Realities of Immigration

 Posted by on Sun, 12/11 at 9:06pm  ideas, reading  Add comments
Dec 112016
 

It is crucial to the advancement of our society to look at the numbers that or trusted experts report. Roy Beck is an immigration journalist and expert. He teamed up with NumbersU.S.A. to create a visual representation of the effects that immigration is having on our country and world as a whole. To illustrate a point that our U.S. immigration policies are failing the world he uses the help of gum balls and glass jars of various sizes. Each gum ball represents one million people. Each jar is of portionable size to its given country’s population. According to the study, the United States has taken in one million immigrants a year from around the world since the year 1990. People are under the impression that by taking in more people the United States will help substantially in the fight to abolish the most impoverished people. The reality is in fact heartbreaking. There are approximately 650 million people in Africa living in the poorest sector of poverty in the world, which has been determined at an average income of under $2 per day. India has about 890 million people in this category, South America has 105 million, China is at about 450 million people, and the rest of Asia compiles to be another 890 million human beings. Combined there is roughly 3 billion people desperately poor in the world. The reality is that even a full 1% of people in these conditions will ever make it over to an affluent country, like the United States.

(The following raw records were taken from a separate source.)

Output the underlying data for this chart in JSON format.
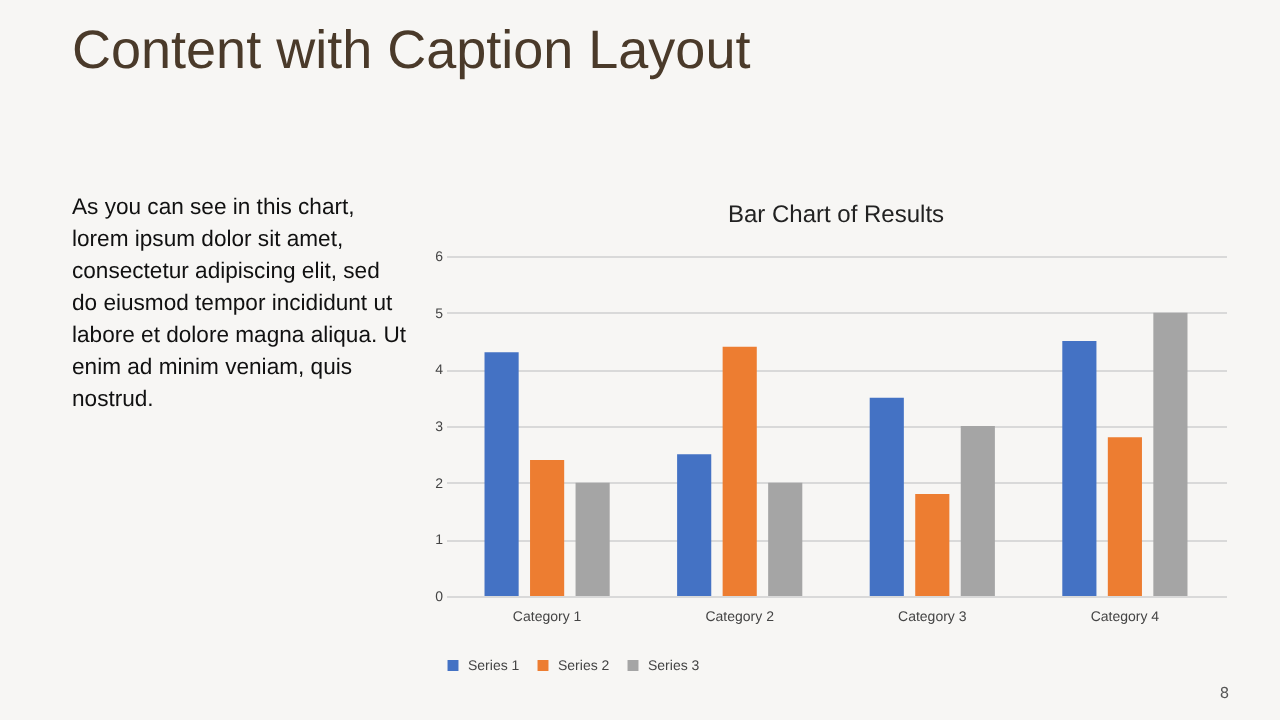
{
  "chart_data": {
    "type": "bar",
    "title": "Bar Chart of Results",
    "annotations": [
      "Content with Caption Layout",
      "As you can see in this chart, lorem ipsum dolor sit amet, consectetur adipiscing elit, sed do eiusmod tempor incididunt ut labore et dolore magna aliqua. Ut enim ad minim veniam, quis nostrud.",
      "8"
    ],
    "categories": [
      "Category 1",
      "Category 2",
      "Category 3",
      "Category 4"
    ],
    "series": [
      {
        "name": "Series 1",
        "color": "#4472c4",
        "values": [
          4.3,
          2.5,
          3.5,
          4.5
        ]
      },
      {
        "name": "Series 2",
        "color": "#ed7d31",
        "values": [
          2.4,
          4.4,
          1.8,
          2.8
        ]
      },
      {
        "name": "Series 3",
        "color": "#a5a5a5",
        "values": [
          2,
          2,
          3,
          5
        ]
      }
    ],
    "ylim": [
      0,
      6
    ],
    "yticks": [
      0,
      1,
      2,
      3,
      4,
      5,
      6
    ],
    "grid": "y",
    "legend": "bottom"
  }
}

So, the united States brings in a million people every year. These extremely poor people mentioned above will not likely be any part of this one million immigrants. The united States wants to take the best that they can get from these countries. Even when the united States does bring in a million people, the poorest areas of the world are growing rapidly, adding roughly another 5 million people to their population. The United States is really doing a disservice to all of thee people by enticing the greatest minds from anywhere on the globe to come live and experience it for themselves. The real heroes are the people who stay in their country and help advance the people there to a higher state of living. It is an extraordinarily complex problem. It’s easy to feel helpless when you know there is not much you can do about the death tolls that families experience every second of the day.